陰暗潮濕而又狹小的地方。
四周都堆滿了紙箱子,使原本就狹小的空間顯得更加的擁擠。羅暄強打起精神,撐開了眼皮。當眼睛逐漸習慣了黑暗之後,她發現她除了雙腳被粗麻繩綁著之外,雙手跟嘴巴竟然都是自由的。
是綁架。
綁架她,然後再向她的父親勒索現金嗎?
羅暄現在只能夠想到這個原因。
沒有過多地限制她的活動,說明在這個狹小的空間外面應該還有人在看守,防止她逃脫。羅暄看了看四周,牆壁都是用鐵皮一樣的東西製成,正對著她的鐵門縫隙中漏出一點光線。
空氣裡有很濃的煙草味道。
她的書包已經被人拿了去,可是,那些人沒有搜她的身,她的手機還帶在身上。
羅暄冷靜地將手機從口袋中拿了出來,發現電量已經不足。
餘下的一點電,只能夠打一通電話。
只能打一通。
她握住手機的手輕輕地顫抖著。
到底,要打給誰?
腦子還沒有反應,她的手指已經快速地幫她做了決定。她直接按下了通話鍵,顯示出來的是一個最近撥打最多次的號碼。
沈仲威的手機號碼。
沒有猶豫地再次按下通話鍵,一陣短促的盲音過後,那邊接起了電話。
「你在哪?」沈仲威的聲音泛起波瀾,「不是說好在教室等我嗎?」
「……你現在不要說話,安靜地聽我說。

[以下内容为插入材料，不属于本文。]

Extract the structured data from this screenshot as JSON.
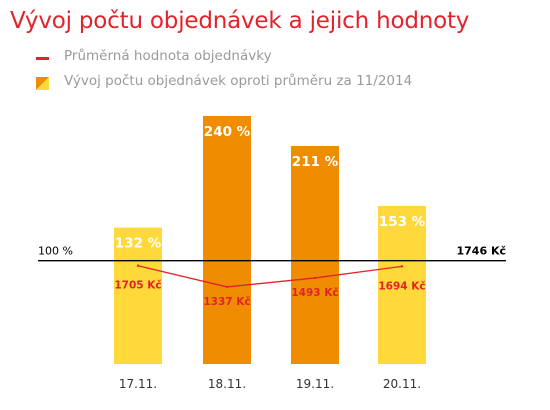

」羅暄盡量壓低了聲音,「我現在被人綁架,關在一個像倉庫一樣,可是比倉庫小很多的地方……他們沒有綁我的手,說明有人正在外面看守,還有,我聞得到很重的煙草的味道。」
她聽見沈仲威的呼吸聲越來越粗重,可是,她不能停,否則,這通電話還沒有結束,手機就會沒電。
「你可以聯絡警察局,把這些線索告訴他們……」
手機屏幕閃了一下,提示電量毫盡的聲音微弱地響起,隨即,整個手機屏幕便暗了下去。
羅暄的心一沉。
沒電了。
所幸的是,剛才她已經把自己所知道的大部分都講完了,現在能做的就只有等,耐心地等下去。
***
入夜的街道,風吹得格外的猛烈。
沈仲威在街上瘋狂地奔跑著,撞倒了行人,不顧滿耳的咒罵聲,只是瘋狂地跑著。
已經到過三個倉庫了,可他卻沒有看見任何在倉庫門口把守的人,為了保險起見,每個倉庫的門他都去用力地敲過,可是除了空蕩蕩的回音,其他的他什麼都沒有聽到。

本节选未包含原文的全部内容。